About the Westward Expansion Lesson
An overview of the major factors that ultimately allowed the United States to expand from the Atlantic coast to the Pacific. Can be used as a general overview or it provides bases for an in-depth study of the Westward Expansion.
• To identify the following individuals and their roles in the Louisiana Purchase: Thomas Jefferson, Lewis and Clark, and Sacagawea
• To compare the area of the United States before and after the Louisiana Purchase
• To be able to discuss the causes and effects of Westward Expansion
• To describe how new forms of transportation and communication impacted the Western Expansion of the United States.
What did the United States look like before Westward Expansion?

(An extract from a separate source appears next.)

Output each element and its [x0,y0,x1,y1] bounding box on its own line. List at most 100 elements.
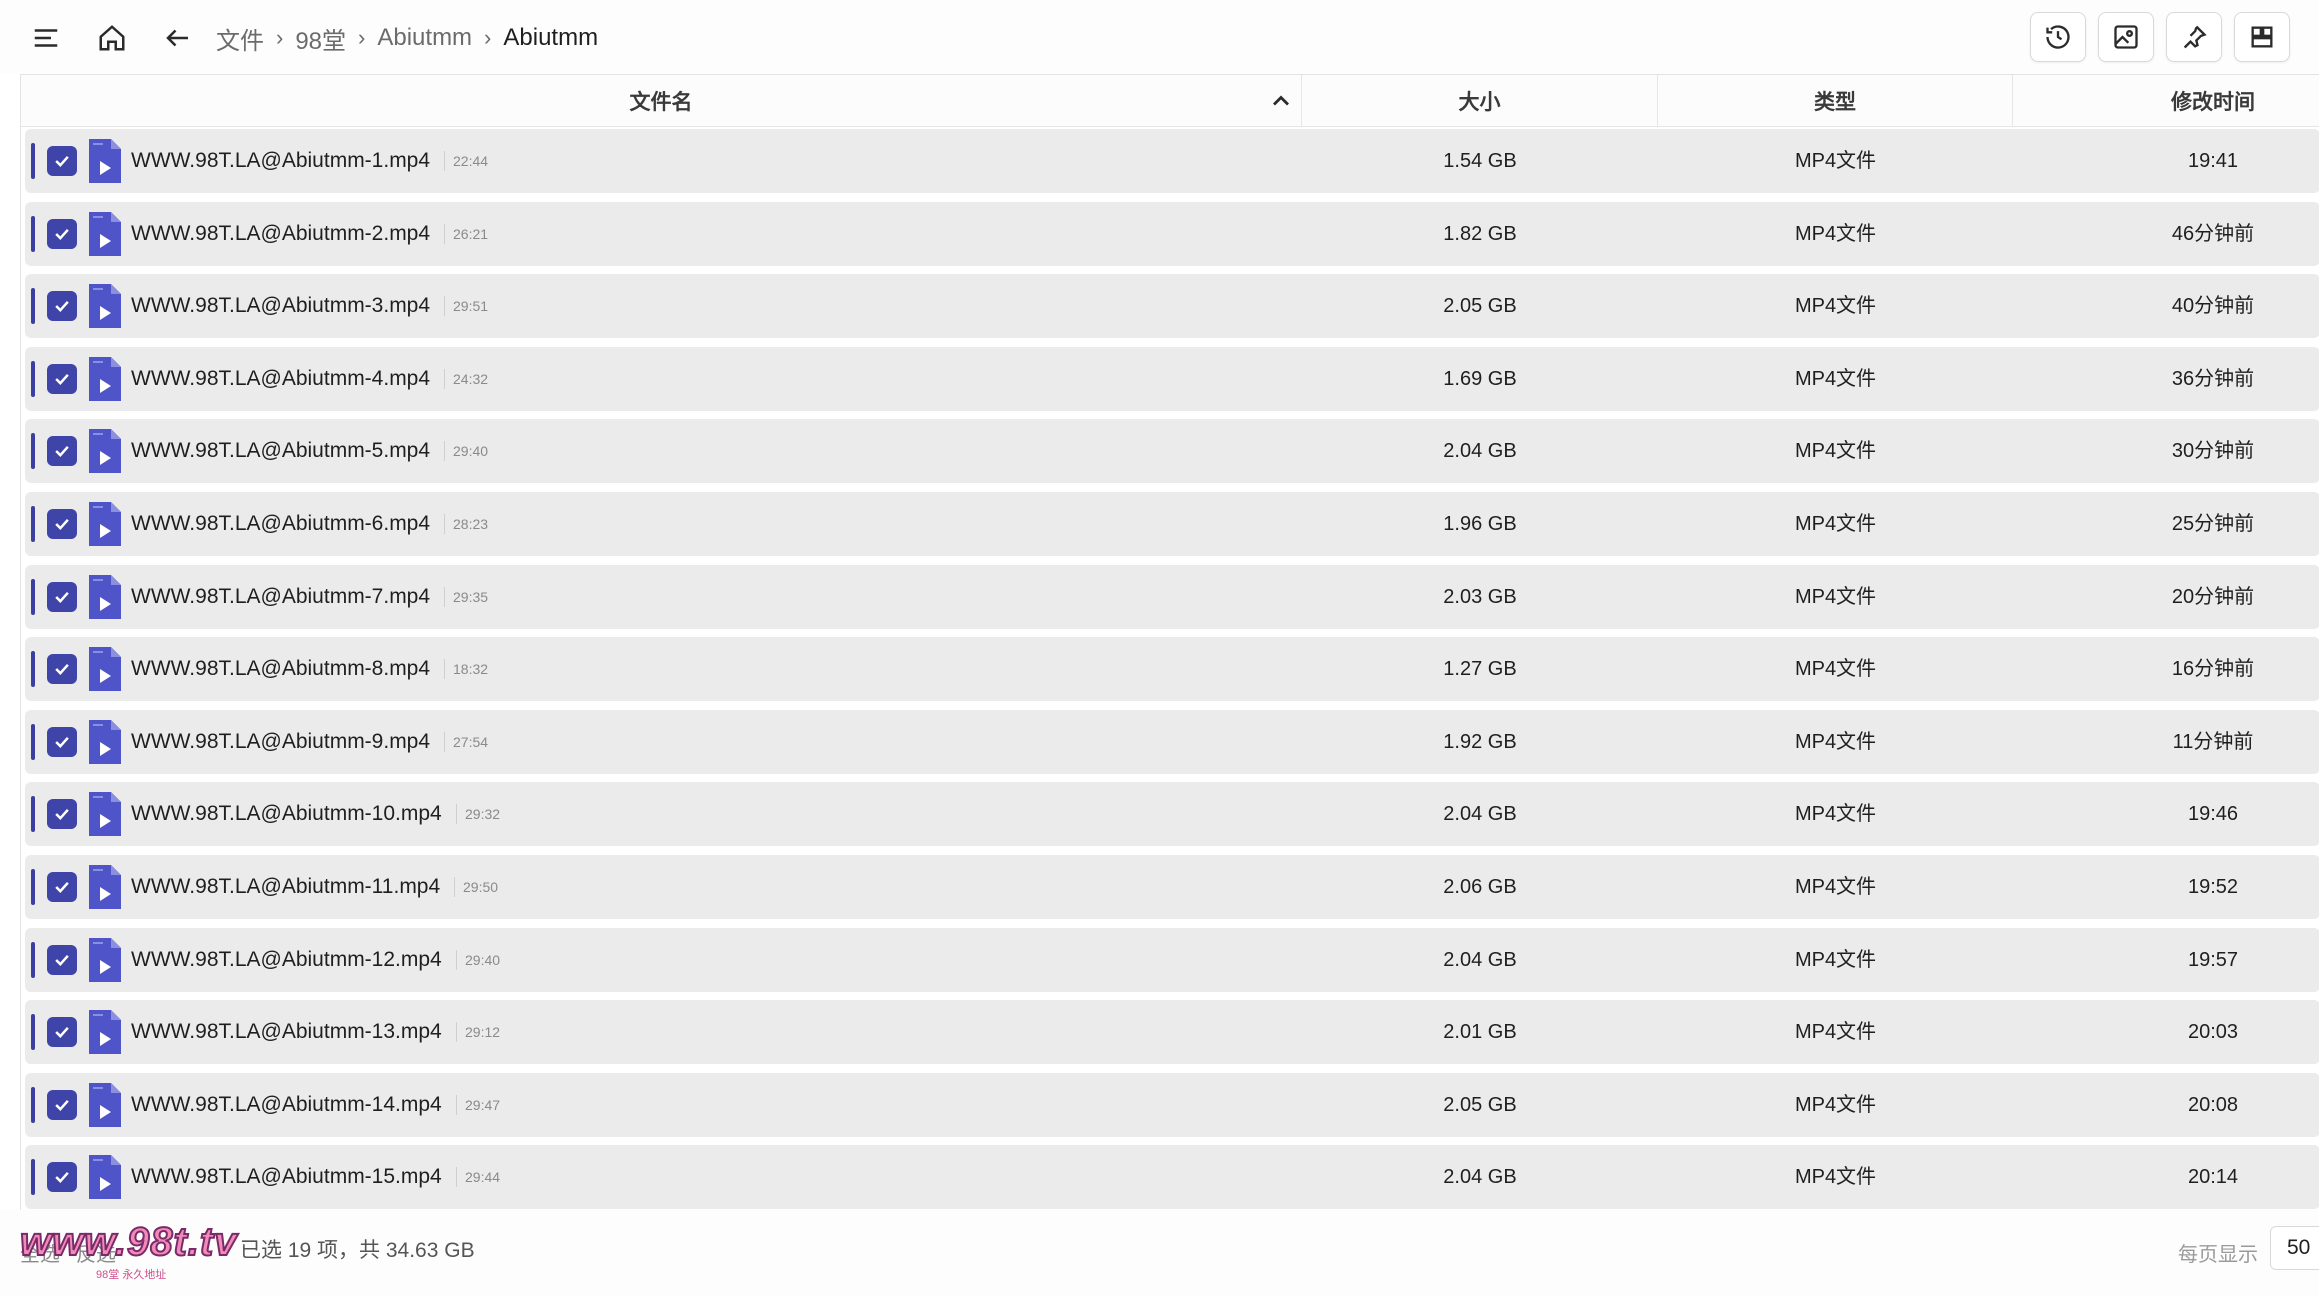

In 1803, Thomas Jefferson, the third president of the United States, purchased 828,000 square miles from France. This was called the Louisiana Purchase and it contained all of present-day Arkansas, Missouri, Iowa, Oklahoma, Kansas, Nebraska, parts of Minnesota that were south of the Mississippi River, most of North Dakota, nearly all of South Dakota, northeastern New Mexico, northern Texas, the portions of Montana, Wyoming, and Colorado east of the Continental Divide, and Louisiana on both sides of the Mississippi River, including the city of New Orleans. Before the Louisiana Purchase, the United States had only 13 states.
Why did President Jefferson make such a huge purchase?
The main reason President Jefferson purchased this land is that New Orleans was the main port for trade.